Formatter Web Dev Updated Apr 24, 2026
How to Use
  1. Paste CSS on the left.
  2. Press Beautify for readable indentation, Minify for compact output, or Lint to check for issues.
  3. Copy the result or download with the Save button. Stats show size before / after.
CSS Input
Sample inputs
Output

What each mode does

Beautify
Indent, newlines, one prop/line
Makes minified or messy CSS readable.
Minify
Strip whitespace + comments
Preserves url()/strings; respects /*! important */ blocks.
Lint
Report common issues
Dup props, empty rules, zero units, !important, unknown @rules.
Safety
100% client-side
Your CSS never leaves the browser.

Lint rules applied

  • Empty rule — selector with no declarations.
  • Duplicate property — same property appears twice in a single rule block.
  • Unknown @-rule — unusual at-rule name (possible typo).
  • Zero with unit0px, 0em, 0% can usually be just 0 (saves bytes).
  • !important overuse — flagged per declaration; more than 5 in a file is a smell.
  • Missing semicolon — declaration before a } without a terminating ; (valid CSS but a common diff conflict source).
  • Unquoted font names with spacesfont-family: Helvetica Neue should be quoted.
  • Vendor-only property-webkit- or -moz- prefix without the unprefixed version following.
  • Hex case — mix of upper / lower in the same file is flagged.
  • Trailing whitespace / BOM — stripped by Minify, reported by Lint.

About this tool

Three CSS tools for the price of one. The beautifier walks the token stream and emits one declaration per line with consistent indentation, preserving the order of properties (no reordering — that can change cascade behaviour).
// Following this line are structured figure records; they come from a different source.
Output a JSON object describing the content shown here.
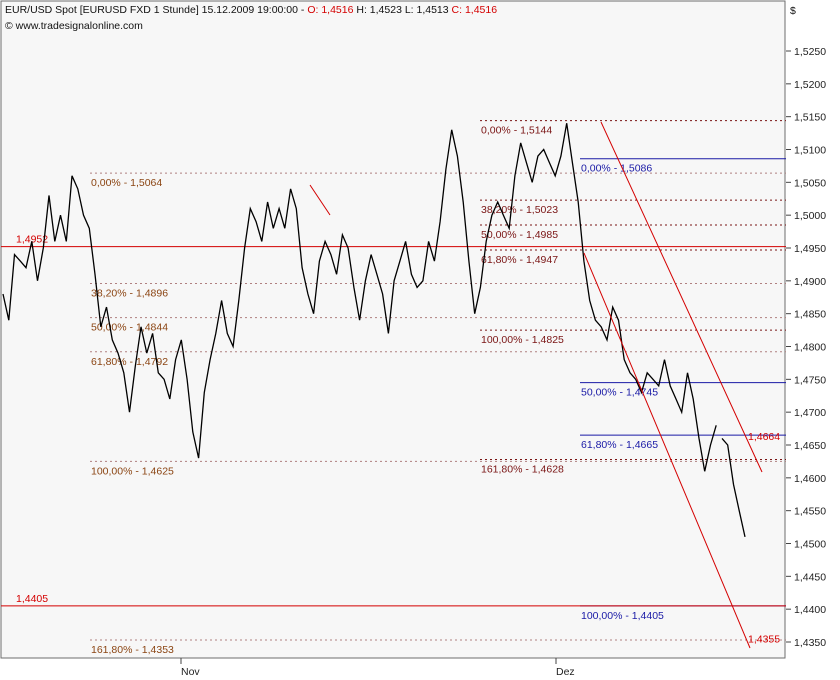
{
  "header": {
    "title_prefix": "EUR/USD Spot [EURUSD FXD  1 Stunde] 15.12.2009 19:00:00 - ",
    "open": "O: 1,4516",
    "high": " H: 1,4523",
    "low": " L: 1,4513",
    "close": " C: 1,4516",
    "copyright": "© www.tradesignalonline.com",
    "currency_symbol": "$"
  },
  "colors": {
    "price": "#000000",
    "fib_brown": "#8b4513",
    "fib_darkred": "#7a1515",
    "fib_blue": "#1a1aa6",
    "red_line": "#d40000",
    "grid_dots": "#b08080"
  },
  "chart_data": {
    "type": "line",
    "xlabels": [
      "Nov",
      "Dez"
    ],
    "ylim": [
      1.4325,
      1.5575
    ],
    "yticks": [
      {
        "v": 1.435,
        "label": "1,4350"
      },
      {
        "v": 1.44,
        "label": "1,4400"
      },
      {
        "v": 1.445,
        "label": "1,4450"
      },
      {
        "v": 1.45,
        "label": "1,4500"
      },
      {
        "v": 1.455,
        "label": "1,4550"
      },
      {
        "v": 1.46,
        "label": "1,4600"
      },
      {
        "v": 1.465,
        "label": "1,4650"
      },
      {
        "v": 1.47,
        "label": "1,4700"
      },
      {
        "v": 1.475,
        "label": "1,4750"
      },
      {
        "v": 1.48,
        "label": "1,4800"
      },
      {
        "v": 1.485,
        "label": "1,4850"
      },
      {
        "v": 1.49,
        "label": "1,4900"
      },
      {
        "v": 1.495,
        "label": "1,4950"
      },
      {
        "v": 1.5,
        "label": "1,5000"
      },
      {
        "v": 1.505,
        "label": "1,5050"
      },
      {
        "v": 1.51,
        "label": "1,5100"
      },
      {
        "v": 1.515,
        "label": "1,5150"
      },
      {
        "v": 1.52,
        "label": "1,5200"
      },
      {
        "v": 1.525,
        "label": "1,5250"
      }
    ],
    "series": [
      {
        "values": [
          1.488,
          1.484,
          1.494,
          1.493,
          1.492,
          1.496,
          1.49,
          1.495,
          1.503,
          1.496,
          1.5,
          1.496,
          1.506,
          1.504,
          1.5,
          1.498,
          1.491,
          1.483,
          1.486,
          1.481,
          1.479,
          1.476,
          1.47,
          1.477,
          1.483,
          1.479,
          1.482,
          1.476,
          1.475,
          1.472,
          1.478,
          1.481,
          1.475,
          1.467,
          1.463,
          1.473,
          1.478,
          1.482,
          1.487,
          1.482,
          1.48,
          1.487,
          1.495,
          1.501,
          1.499,
          1.496,
          1.502,
          1.498,
          1.501,
          1.498,
          1.504,
          1.501,
          1.492,
          1.488,
          1.485,
          1.493,
          1.496,
          1.494,
          1.491,
          1.497,
          1.495,
          1.489,
          1.484,
          1.49,
          1.494,
          1.491,
          1.488,
          1.482,
          1.49,
          1.493,
          1.496,
          1.491,
          1.489,
          1.49,
          1.496,
          1.493,
          1.499,
          1.507,
          1.513,
          1.509,
          1.502,
          1.493,
          1.485,
          1.489,
          1.496,
          1.5,
          1.502,
          1.5,
          1.498,
          1.506,
          1.511,
          1.508,
          1.505,
          1.509,
          1.51,
          1.508,
          1.506,
          1.509,
          1.514,
          1.508,
          1.502,
          1.493,
          1.487,
          1.484,
          1.483,
          1.481,
          1.486,
          1.484,
          1.478,
          1.476,
          1.475,
          1.473,
          1.476,
          1.475,
          1.474,
          1.478,
          1.474,
          1.472,
          1.47,
          1.476,
          1.472,
          1.466,
          1.461,
          1.465,
          1.468,
          1.466,
          1.465,
          1.459,
          1.455,
          1.451
        ],
        "gaps": [
          125
        ]
      }
    ]
  },
  "annotations": {
    "left_fib": [
      {
        "label": "0,00% - 1,5064",
        "v": 1.5064
      },
      {
        "label": "38,20% - 1,4896",
        "v": 1.4896
      },
      {
        "label": "50,00% - 1,4844",
        "v": 1.4844
      },
      {
        "label": "61,80% - 1,4792",
        "v": 1.4792
      },
      {
        "label": "100,00% - 1,4625",
        "v": 1.4625
      },
      {
        "label": "161,80% - 1,4353",
        "v": 1.4353
      }
    ],
    "mid_fib": [
      {
        "label": "0,00% - 1,5144",
        "v": 1.5144
      },
      {
        "label": "38,20% - 1,5023",
        "v": 1.5023
      },
      {
        "label": "50,00% - 1,4985",
        "v": 1.4985
      },
      {
        "label": "61,80% - 1,4947",
        "v": 1.4947
      },
      {
        "label": "100,00% - 1,4825",
        "v": 1.4825
      },
      {
        "label": "161,80% - 1,4628",
        "v": 1.4628
      }
    ],
    "right_fib": [
      {
        "label": "0,00% - 1,5086",
        "v": 1.5086
      },
      {
        "label": "50,00% - 1,4745",
        "v": 1.4745
      },
      {
        "label": "61,80% - 1,4665",
        "v": 1.4665
      },
      {
        "label": "100,00% - 1,4405",
        "v": 1.4405
      }
    ],
    "red_levels": [
      {
        "label": "1,4952",
        "v": 1.4952
      },
      {
        "label": "1,4405",
        "v": 1.4405
      }
    ],
    "channel_labels": [
      {
        "label": "1,4664",
        "v": 1.4664
      },
      {
        "label": "1,4355",
        "v": 1.4355
      }
    ]
  }
}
The minifier collapses whitespace, strips comments (except /*! … */ license/banner comments when the preserve option is on), and removes the optional final semicolon in each block.

The linter is lexical, not semantic — it doesn\'t validate CSS against a spec (that\'s what the W3C CSS Validator is for). What it does catch are the patterns that cause real maintenance pain: duplicate declarations that indicate a bad merge, !important spirals, zero lengths with units, and typo\'d at-rules. Everything runs in your browser — no server round-trip, no telemetry, no upload.

Frequently Asked Questions

How much does minification save?

Typical CSS shrinks 20–40% by stripping whitespace and comments. With gzip on top, an extra 60–80% is saved. A 50 KB file typically serves as ~7 KB after minify + gzip.

Does the linter rewrite my CSS?

No. Lint mode only reports findings (line numbers, severity). Use Beautify or Minify to transform the source.

Will it break my CSS?

The minifier is conservative — it preserves string and url() contents and does not reorder declarations. It collapses whitespace, strips comments (unless /*! */ is used), and removes optional semicolons.

Does it support modern CSS?

Yes — nested selectors, container queries, custom properties, @layer, @supports, @scope, and logical properties all pass through untouched.

Common Use Cases

Prep CSS for production

Paste your hand-written CSS, press Minify, copy the result into your build or a <style> tag.

Clean up a messy file

Press Beautify on a one-line minified file to see it laid out with consistent indentation.

Code review

Lint a PR's CSS diff to surface duplicate properties, !important overuse, and unknown units before review.